L’Amérique adopte donc des réflexes et une posture qui la rapproche de ce que connaît l’Europe. Avec une gauche divisée entre un pôle social-libéral, axé sur une vision sociétale du progrès humain, et un pôle radical qui entend imposer les inégalités sociales comme la mère de toutes les batailles ; et une droite profondément divisée entre une aile modérée inaudible et démonétisée et une aile populiste et radicale qui axe son discours sur le rejet des élites et des immigrés, les Etats-Unis ne semblent plus être en mesure de porter une parole singulière au reste du monde.
La parenthèse Obama, axée sur la promesse de 2008 en l’avènement d’une société “post-racialiste” selon l’un des thèmes de sa première campagne, risque de se refermer sur la même incertitude que connaît une Europe sans pilote depuis une décennie au moins.
Quel que soit le prochain président des Etats-Unis, 2016 a consacré la défaite des thèses et des thèmes exclusivement américains. Le futur chef de l’Etat devra façonner le paysage politique d’un pays sans ses traditionnelles boussoles.
Si Trump l’emporte, l’Amérique expérimentera un populisme d’extravagance et de boursouflures. Le milliardaire fera-t-il ce qu’il a promis, notamment sur ses promesses les plus outrancières et irréalistes, comme la construction de ce mur avec le Mexique ? Au-delà du fait que les pouvoirs présidentiels aux Etats-Unis sont bien moindres qu’en France, par exemple, il est plausible que la volonté de Trump lui fera défaut.

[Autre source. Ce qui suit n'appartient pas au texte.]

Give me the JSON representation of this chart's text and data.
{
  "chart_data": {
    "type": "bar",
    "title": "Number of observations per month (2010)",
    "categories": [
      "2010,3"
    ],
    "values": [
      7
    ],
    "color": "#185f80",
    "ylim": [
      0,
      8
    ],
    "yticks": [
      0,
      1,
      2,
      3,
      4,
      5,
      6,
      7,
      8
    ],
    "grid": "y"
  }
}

En revanche, sur des sujets moins médiatiques mais essentiels, comme la guerre aux délocalisations industrielles ou bien le rééquilibrage des relations entre l’Amérique et Israël, il pourrait surprendre par son audace. Mais dans tous les cas, une victoire de Trump rendrait illisible la lecture de la mythologie américaine pour le reste du monde. Peu de chance, en effet, qu’avec Donald Trump à sa tête le pays suscite toujours autant d’admiration et d’envie.

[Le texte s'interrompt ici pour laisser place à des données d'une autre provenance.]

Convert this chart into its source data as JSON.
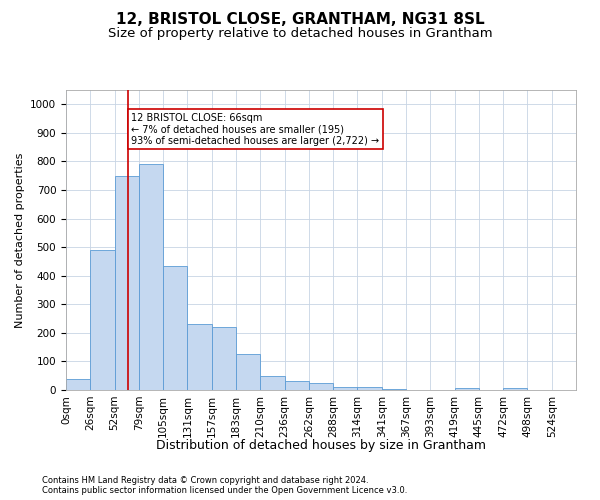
{
  "title": "12, BRISTOL CLOSE, GRANTHAM, NG31 8SL",
  "subtitle": "Size of property relative to detached houses in Grantham",
  "xlabel": "Distribution of detached houses by size in Grantham",
  "ylabel": "Number of detached properties",
  "footer_line1": "Contains HM Land Registry data © Crown copyright and database right 2024.",
  "footer_line2": "Contains public sector information licensed under the Open Government Licence v3.0.",
  "bin_labels": [
    "0sqm",
    "26sqm",
    "52sqm",
    "79sqm",
    "105sqm",
    "131sqm",
    "157sqm",
    "183sqm",
    "210sqm",
    "236sqm",
    "262sqm",
    "288sqm",
    "314sqm",
    "341sqm",
    "367sqm",
    "393sqm",
    "419sqm",
    "445sqm",
    "472sqm",
    "498sqm",
    "524sqm"
  ],
  "bar_values": [
    40,
    490,
    750,
    790,
    435,
    230,
    220,
    125,
    50,
    30,
    25,
    12,
    10,
    5,
    0,
    0,
    8,
    0,
    8,
    0,
    0
  ],
  "bar_color": "#c5d8f0",
  "bar_edge_color": "#5b9bd5",
  "grid_color": "#c8d4e4",
  "vline_x": 2.54,
  "vline_color": "#cc0000",
  "annotation_text": "12 BRISTOL CLOSE: 66sqm\n← 7% of detached houses are smaller (195)\n93% of semi-detached houses are larger (2,722) →",
  "annotation_box_color": "white",
  "annotation_box_edgecolor": "#cc0000",
  "ylim": [
    0,
    1050
  ],
  "yticks": [
    0,
    100,
    200,
    300,
    400,
    500,
    600,
    700,
    800,
    900,
    1000
  ],
  "title_fontsize": 11,
  "subtitle_fontsize": 9.5,
  "ylabel_fontsize": 8,
  "xlabel_fontsize": 9,
  "tick_fontsize": 7.5,
  "annotation_fontsize": 7,
  "footer_fontsize": 6
}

Si Hillary Clinton l’emporte, c’est la « nouvelle gauche » qui, en dépit de Occupy Wall Street l’aura emporté. Candidate du “système” malgré elle, l’ex-première dame mènera une politique orthodoxe, que ce soit en politique intérieure – en octroyant de nouveaux droits aux individus - ou en politique étrangère comme son passage au Département d’Etat l’a démontré. Mais comme avec Donald Trump, la surprise est possible. En tant que première femme présidente des Etats-Unis, elle peut, à l’instar d’une Angela Merkel, incarner une façon différente de faire de la politique. Son obstination légendaire peut lui permettre de peser davantage que ne le fait Obama sur certains sujets brûlants. Son inimitié connue avec Vladimir Poutine peut donner, paradoxalement, des résultats prometteurs, car obligeant les deux leaders à trouver des terrains d’entente.

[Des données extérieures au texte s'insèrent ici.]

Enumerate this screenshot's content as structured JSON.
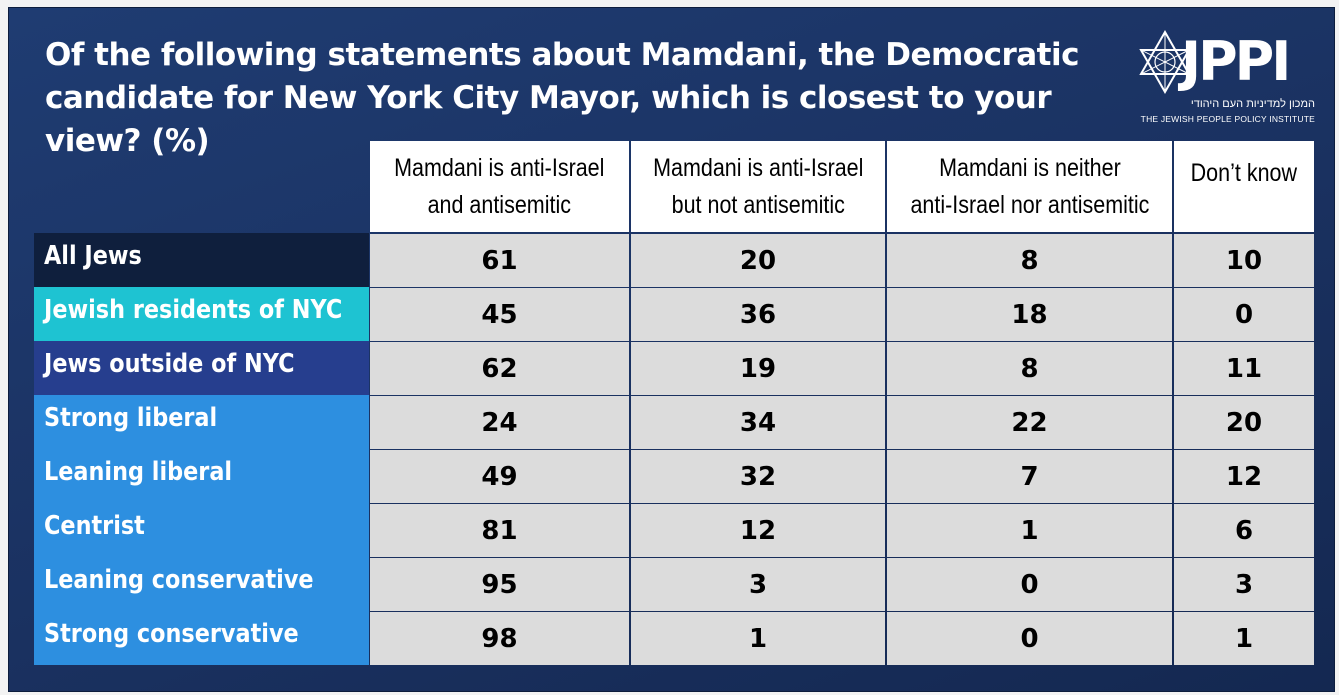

L’élection présidentielle de 2016 annonce une nouvelle page de l’histoire politique des Etats-Unis et la fin d’une certaine exception. L’enjeu de cette campagne sera de déterminer quelle sera la nature de ces changements et quelles seront les conséquences de la victoire d’un camp ou d’un autre. Dans tous les cas, l’Amérique n’aura jamais autant ressemblé à l’Europe. ■
* Olivier Piton est avocat en droit public français, européen et américain. Il a collaboré auprès de trois ambassadeurs de France aux Etats-Unis sur les affaires publiques et les relations gouvernementales. Il a créé et dirigé la cellule de stratégie d’influence de l’ambassade de France à Washington DC de 2005 à 2010. Depuis 2014, il est le président de la Commission des Lois à l’Assemblée des Français de l’étranger (AFE).